Даты жизни: 09.05.2022 – 08.06.2023
Диагноз: Тяжелое гипоксически-ишемическое, метаболическое поражение центральной нервной системы, тотальная кистозная трансформация полушарий головного мозга
«Пашуля родился 9 мая 2022 года. Во время ожидания сильно нервничали, потому что на УЗИ увидели косолапую ножку и два сосуда в пуповине. По словам мужа, я была настолько в шоковом состоянии, что даже ему ни слова не сказала, просто вылетела на улицу, и он меня догонял уже там. Мы очень переживали вплоть до разговора с врачом в больнице имени святого Владимира, но врачи заверили, что ничего страшного, ножку поправим, а за состоянием просто будем пристальнее наблюдать, поэтому весь последний месяц ежедневно (кроме воскресенья) мы ходили на КТГ (кардиотокографию. – Прим. ред.). Перед родами ставили обвитие, иногда двукратное, но тоже никакой паники не было, кесарево сечение не назначали. К концу 42-й недели положили в роддом и 8 мая начали стимулирование. Планировались партнёрские роды, и всё шло по плану до постановки эпидуральной анестезии, но процесс встал на раскрытии 6,5 см. Стимулирование окситоцином ухудшило показатели сына на КТГ, и было принято решение об экстренном кесаревом сечении.

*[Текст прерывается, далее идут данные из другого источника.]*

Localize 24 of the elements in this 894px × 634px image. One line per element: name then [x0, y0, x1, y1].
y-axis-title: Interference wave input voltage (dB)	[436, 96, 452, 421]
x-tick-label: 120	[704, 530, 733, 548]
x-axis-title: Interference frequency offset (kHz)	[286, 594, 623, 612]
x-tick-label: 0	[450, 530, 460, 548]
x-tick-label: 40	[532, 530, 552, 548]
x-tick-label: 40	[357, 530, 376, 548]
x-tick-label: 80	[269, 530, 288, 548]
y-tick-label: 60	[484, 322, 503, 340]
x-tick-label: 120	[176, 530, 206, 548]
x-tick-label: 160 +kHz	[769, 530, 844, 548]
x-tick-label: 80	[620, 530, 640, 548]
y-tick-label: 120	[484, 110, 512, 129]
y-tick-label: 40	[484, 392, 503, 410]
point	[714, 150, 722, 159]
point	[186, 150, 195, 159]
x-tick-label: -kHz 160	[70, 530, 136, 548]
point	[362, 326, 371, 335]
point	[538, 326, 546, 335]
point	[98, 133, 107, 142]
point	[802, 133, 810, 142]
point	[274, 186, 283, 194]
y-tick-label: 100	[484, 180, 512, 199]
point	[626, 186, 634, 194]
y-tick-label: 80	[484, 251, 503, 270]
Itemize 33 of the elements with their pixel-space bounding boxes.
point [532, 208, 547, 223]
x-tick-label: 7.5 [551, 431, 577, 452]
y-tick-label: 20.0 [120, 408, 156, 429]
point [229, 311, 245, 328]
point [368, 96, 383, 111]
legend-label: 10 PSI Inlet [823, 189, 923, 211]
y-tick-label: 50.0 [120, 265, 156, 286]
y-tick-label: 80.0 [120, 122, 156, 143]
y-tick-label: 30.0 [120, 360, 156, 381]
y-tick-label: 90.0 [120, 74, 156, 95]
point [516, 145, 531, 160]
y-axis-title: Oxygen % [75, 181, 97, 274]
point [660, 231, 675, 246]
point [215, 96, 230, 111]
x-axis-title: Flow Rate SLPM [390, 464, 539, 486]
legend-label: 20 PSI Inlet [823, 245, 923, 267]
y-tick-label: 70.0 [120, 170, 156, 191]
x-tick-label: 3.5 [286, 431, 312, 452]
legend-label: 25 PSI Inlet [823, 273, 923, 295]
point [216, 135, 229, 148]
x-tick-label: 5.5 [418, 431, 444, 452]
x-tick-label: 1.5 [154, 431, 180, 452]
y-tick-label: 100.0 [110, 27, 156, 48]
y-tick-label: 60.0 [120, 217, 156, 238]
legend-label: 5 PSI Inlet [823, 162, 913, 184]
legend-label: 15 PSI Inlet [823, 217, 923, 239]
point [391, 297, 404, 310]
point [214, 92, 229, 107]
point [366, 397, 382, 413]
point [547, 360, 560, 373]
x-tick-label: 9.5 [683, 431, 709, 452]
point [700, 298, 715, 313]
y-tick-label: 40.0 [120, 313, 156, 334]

В итоге в 19:32 Паша родился с тугим трёхкратным обвитием вокруг шеи и двукратным – вокруг живота. Оценка по Апгар – 8/9, ножка косолапит, ребёнок в целом здоров. Первые часы он провёл с папой, потом на ночь нас разделили (меня – в интенсивную терапию после операции, Пашу – не знаю куда). Встретились мы примерно в 10 утра на следующее утро. Первые сутки всё было, как по книжке, мы привыкали друг к другу. На вторые сутки (11 мая) пришли штатные врачи (9-го и 10-го были дежурные, так как праздники), взяли анализы у Паши, и что-то им не понравилось, сказали, что не выпишут на 5-й день, как остальных. У Паши появилась атония в ручках (висели, как тряпочки), меня это очень беспокоило. Он постоянно спал, было тяжело разбудить на кормление. Звала сначала медсестру, мне сказали, что ему холодно. Потом пришла неонатолог, послушала Пашу и сказала, что ей не нравится сердце, оно „как-то пристукивает“ (позже выяснится, что во время беременности ни на одном из УЗИ не обратили внимания на два дефекта – межжелудочковой и межпредсердной перегородок в сердце). Вечером, ближе к 20 часам, у меня была почти истерика из-за тряпичных ручек, ко мне прислали дежурного реаниматолога, который после осмотра сказал: „Передайте мужу, пусть принесёт коньяка вам. Ребёнок у вас нормальный, ест и спит, что вам ещё надо? И вообще, у него писюн неправильно сформирован, в год, может быть, понадобится операция по урологии, думайте теперь об этом“, – хотя там всё было нормально, и никто потом больше эту тему вообще не поднимал.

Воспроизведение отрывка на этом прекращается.